Now, more than ever, Tuck walked by himself, no longer even pretending that he was one of us. He
almost never spoke except on those occasions when he mumbled to the doll and once the evening
meal was done sat by himself away from the fire, apparently unmindful of the cold. His face
became thinner and his body seemed to shrink within the muffling folds of his robe, shrinking not
into a skeleton, but into tough rawhide. He took on a gray quality, a shadow sense, so that one
became unaware of him. There were times when I'd look around and see him and be surprised to
find him there and even wonder, momentarily, who he was, and that strange wiping-out-of-memory
was, as well, a part of this high blue land through which we walked. Past and present and the
thought and hope of future would seem to blend into a terribly logic feel of time that was in itself
eternity, a never-beginning never-ending state of being that hung suspended, in duration and yet
had about it a continuing and a sparkling sense of wonder.
So we moved across that great plateau, Paint rocking along in silence except for the occasional
click of a rocker against a stone protruding from the trail; Hoot ranging out ahead, a dot against the
distance, still working at his scarcely-needed role of scout; Tuck stumbling along like a dim gray
ghost muffled to the throat in brown, and Roscoe stumping sturdily, muttering to himself his
endless string of rhyming words, never making sense, a vocal moron who trundled happily through
an alien never-never land. And I, stalking along with the shield upon my back and the sword
banging at my leg, must have appeared as strange as any of the rest. Sara probably was touched the
least of all, but she changed as well, regaining the old flare of adventure which had been sheared
from her by the toil and monotony and the tension of crossing the desert with its badlands stretches.
I saw in her again the woman who had met me in the hallway of that aristocratic house in the midst
of its sweeping lawn and who had walked with me, arm in arm, into that room where it all had
started.
The mountains loomed higher and lost some of their blueness and we could see now that they were
wild and fearsome and breathtaking mountains, with soaring cliffs and mighty canyons, clothed
with heavy woods that extended almost to the rocky peaks.
"I have a feeling," Sara said one night as we sat beside the campfire, "that we are nearly there, that
we are getting close."
I nodded, for I had the same feeling-that we were getting close, although I could not imagine close
to what. Somewhere in those mountains just ahead we would find what we were looking for. I did
not think that we would find Lawrence Arlen Knight, for he must long since be dead, but in some
strange manner for which I could not account, the conviction had crept into me that we'd find
something, that somewhere this trail must end and that at the end of it lay the thing we sought.

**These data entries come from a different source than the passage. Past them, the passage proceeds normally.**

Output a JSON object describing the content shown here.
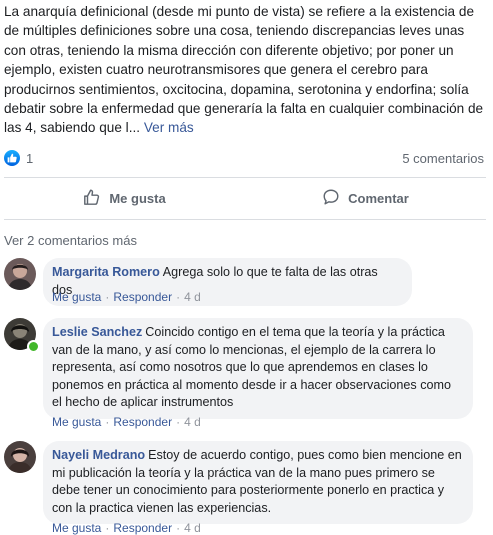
{
  "post": {
    "text": "La anarquía definicional (desde mi punto de vista) se refiere a la existencia de de múltiples definiciones sobre una cosa, teniendo discrepancias leves unas con otras, teniendo la misma dirección con diferente objetivo; por poner un ejemplo, existen cuatro neurotransmisores que genera el cerebro para producirnos sentimientos, oxcitocina, dopamina, serotonina y endorfina; solía debatir sobre la enfermedad que generaría la falta en cualquier combinación de las 4, sabiendo que l...",
    "see_more": "Ver más"
  },
  "reactions": {
    "like_count": "1",
    "comments_count": "5 comentarios",
    "reaction_icon": "thumbs-up-icon"
  },
  "actions": {
    "like_label": "Me gusta",
    "comment_label": "Comentar"
  },
  "comments_section": {
    "view_more": "Ver 2 comentarios más",
    "items": [
      {
        "author": "Margarita Romero",
        "text": "Agrega solo lo que te falta de las otras dos",
        "like": "Me gusta",
        "reply": "Responder",
        "time": "4 d"
      },
      {
        "author": "Leslie Sanchez",
        "text": "Coincido contigo en el tema que la teoría y la práctica van de la mano, y así como lo mencionas, el ejemplo de la carrera lo representa, así como nosotros que lo que aprendemos en clases lo ponemos en práctica al momento desde ir a hacer observaciones como el hecho de aplicar instrumentos",
        "like": "Me gusta",
        "reply": "Responder",
        "time": "4 d"
      },
      {
        "author": "Nayeli Medrano",
        "text": "Estoy de acuerdo contigo, pues como bien mencione en mi publicación la teoría y la práctica van de la mano pues primero se debe tener un conocimiento para posteriormente ponerlo en practica y con la practica vienen las experiencias.",
        "like": "Me gusta",
        "reply": "Responder",
        "time": "4 d"
      }
    ]
  },
  "colors": {
    "link": "#385898",
    "muted": "#606770",
    "bubble": "#f2f3f5",
    "online": "#42b72a"
  }
}
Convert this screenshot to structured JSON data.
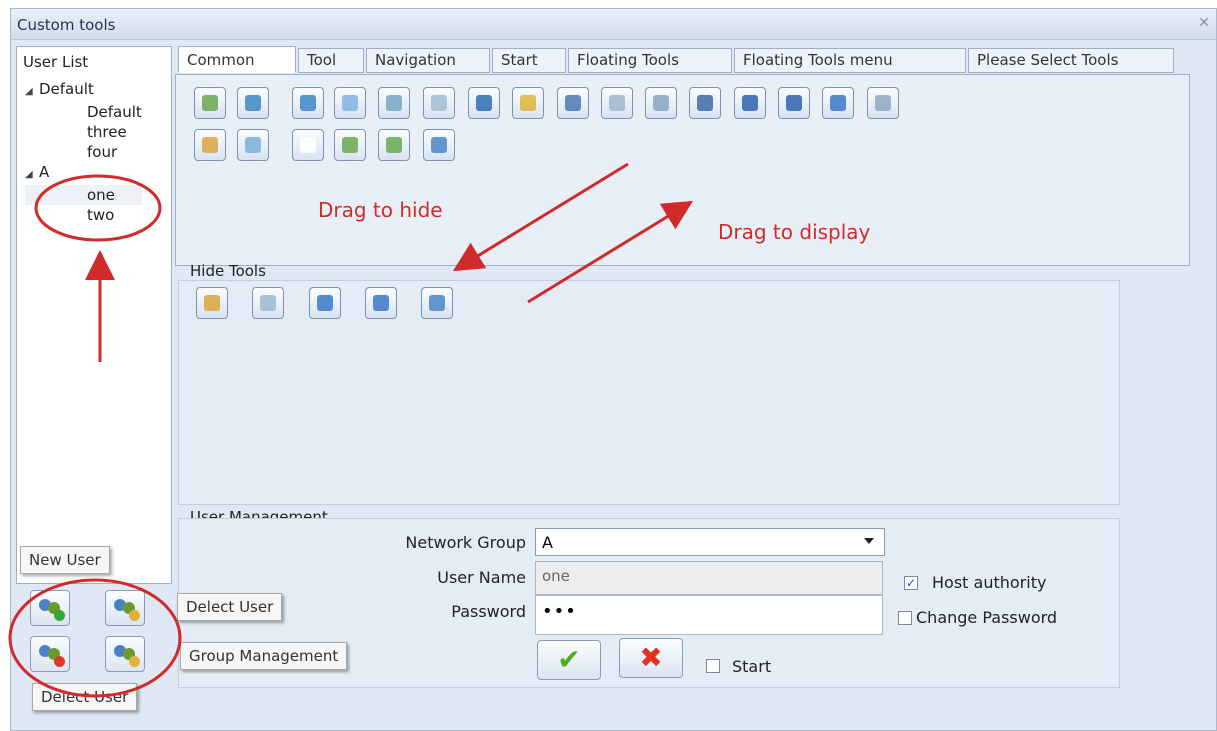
{
  "window": {
    "title": "Custom tools",
    "close_icon": "close-icon"
  },
  "user_list": {
    "header": "User List",
    "groups": [
      {
        "label": "Default",
        "children": [
          "Default",
          "three",
          "four"
        ]
      },
      {
        "label": "A",
        "children": [
          "one",
          "two"
        ]
      }
    ]
  },
  "tabs": [
    "Common",
    "Tool",
    "Navigation",
    "Start",
    "Floating Tools",
    "Floating Tools menu",
    "Please Select Tools"
  ],
  "active_tab": "Common",
  "common_tools": [
    "new-page-icon",
    "play-icon",
    "pen-icon",
    "smart-pen-icon",
    "brush-icon",
    "shape-pen-icon",
    "highlighter-icon",
    "marker-icon",
    "eraser-icon",
    "select-icon",
    "gesture-icon",
    "recognize-icon",
    "undo-icon",
    "redo-icon",
    "screen-icon",
    "capture-icon",
    "magnifier-icon",
    "shapes-icon",
    "blank-page-icon",
    "insert-icon",
    "replace-icon",
    "monitor-icon"
  ],
  "hide_tools": {
    "label": "Hide Tools",
    "tools": [
      "magnifier-icon",
      "spotlight-icon",
      "eraser-icon",
      "pen-icon",
      "panel-icon"
    ]
  },
  "annotations": {
    "drag_to_hide": "Drag to hide",
    "drag_to_display": "Drag to display"
  },
  "user_management": {
    "label": "User Management",
    "network_group_label": "Network Group",
    "network_group_value": "A",
    "user_name_label": "User Name",
    "user_name_value": "one",
    "password_label": "Password",
    "password_value": "•••",
    "host_authority_label": "Host authority",
    "host_authority_checked": true,
    "change_password_label": "Change Password",
    "change_password_checked": false,
    "start_label": "Start",
    "start_checked": false,
    "ok_icon": "check-icon",
    "cancel_icon": "x-icon"
  },
  "user_buttons": {
    "new_user_tip": "New User",
    "delete_user_tip_right": "Delect User",
    "group_management_tip": "Group Management",
    "delete_user_tip_bottom": "Delect User"
  },
  "colors": {
    "annotation_red": "#d12a2a",
    "panel_bg": "#e4ecf5",
    "title_text": "#1d3557"
  }
}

Although I could not, for the life of me, put into words the sort of thing we sought. I simply did not
know. But not knowing did not suppress the excitement and anticipation of what lay just ahead. It
was all illogical, of course, an attitude born of the mystic blue through which we journeyed. More
than likely the frail would never end, that once it reached the mountains it would continue to go
snaking up and around and through that upended country. But logic had no place here. I still
continued to believe that the trail would end somewhere just ahead and that at the end of it we'd
find something wonderful.
Above us lay the glow of the galaxy-the fierce blue-whiteness of the central core, with the filmy
mistiness of the arms spiraling out from it.
"I wonder," Sara said, "if we ever will get back. And if we do get back, what can we tell them,
Mike? How is one going to put into words the kind of place this is?"